The rejection of demands for social justice such as the proposed “wealth tax” was proof that many white South Africans were in denial and trapped in pseudo innocence and a “new identity of victimhood”, theologian and antiapartheid activist Allan Boesak said.
He described the new identity of victimhood as a condition experienced from a loss of political power, guaranteed socio-economic advantage and privileged insulation.
“It seeks to close down the past without dealing with it or recognising its unfinished business. It acts as if the past has no bearing whatsoever on the present, and thus the continuing suffering of the real victims of the past’s unfinished business is first blurred, then trivialised and then rendered invalid.”
Boesak was speaking on Monday at the University of Kwa-Zulu-Natal in Durban where he delivered the Stev Biko memorial lecture.

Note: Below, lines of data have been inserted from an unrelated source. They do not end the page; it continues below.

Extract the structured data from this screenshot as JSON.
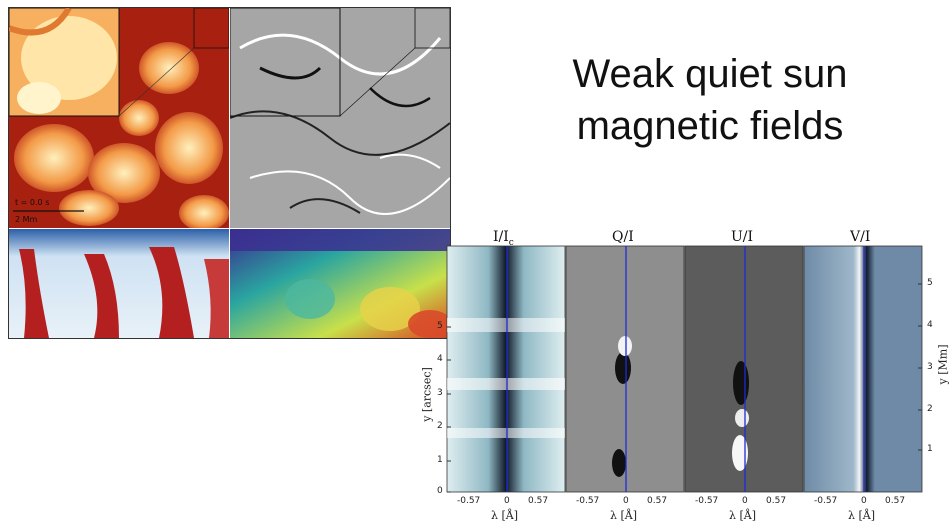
{
  "slide": {
    "title_line1": "Weak quiet sun",
    "title_line2": "magnetic fields"
  },
  "simulation_image": {
    "scale_label_1": "t = 0.0 s",
    "scale_label_2": "2 Mm",
    "colors": {
      "intensity": [
        "#fff3c2",
        "#f6a04a",
        "#c0301a",
        "#7a0b0b"
      ],
      "magnetogram": [
        "#ffffff",
        "#9a9a9a",
        "#111111"
      ],
      "vertical_red_blue": [
        "#2b5fa8",
        "#dbe9f5",
        "#b42020"
      ],
      "spectral": [
        "#3a2a8f",
        "#2aa5a0",
        "#c8e04a",
        "#d94020"
      ]
    }
  },
  "stokes_figure": {
    "panel_labels": [
      "I/I",
      "Q/I",
      "U/I",
      "V/I"
    ],
    "panel_label_subscript": "c",
    "x_ticks": [
      "-0.57",
      "0",
      "0.57"
    ],
    "x_axis_title": "λ [Å]",
    "y_ticks_left": [
      "0",
      "1",
      "2",
      "3",
      "4",
      "5"
    ],
    "y_axis_title_left": "y [arcsec]",
    "y_ticks_right": [
      "1",
      "2",
      "3",
      "4",
      "5"
    ],
    "y_axis_title_right": "y [Mm]",
    "line_color": "#1f2bd6"
  }
}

It was this kind of pseudo innocence, he said, that was being used to avoid social justice measures like the wealth tax as proposed by Archbishop Emiritus Desmond Tutu.
Boesak said people like Tutu, who are revered by the white community for preaching reconciliation had become villians overnight for proposing this measure.
“It is very interesting how white people love Desmond Tutu when he talks about forgiveness, but the moment he raises issues of justice they don’t like him anymore.”
He continued: “They love Mandela more than Jesus … (because) Jesus is far too radical (on demanding social justice) and Mandela doesn’t want to go that far because he understands people in this country.
“But if he would say tomorrow what Jesus says they wouldn’t like him anymore. So pretty soon they will just have Malema.”
Boesak said most whites felt they had already asked for forgiveness many times and could not do it all over again.
But equally guilty were the new black elite who were also trapped in a sense of false innocence through having made alliances with the elite.
“They (the black elite) have made alliances with the old wealthy elite, alliances against the masses of the people, and are part of the small 20 percent of the country’s top elite who now gobble some 75 percent of our GDP, while 53 percent of our masses live in dire poverty and get 6 to 8 percent of what is left.”
He said this class of new black elite was acting as if their wealth was the definition of South African democracy and freedom. Boesak said this was a disdain for the poor.
He said he would rather be labelled as heretical as he would continue to challenge some issues, adding that there was no substitute for justice.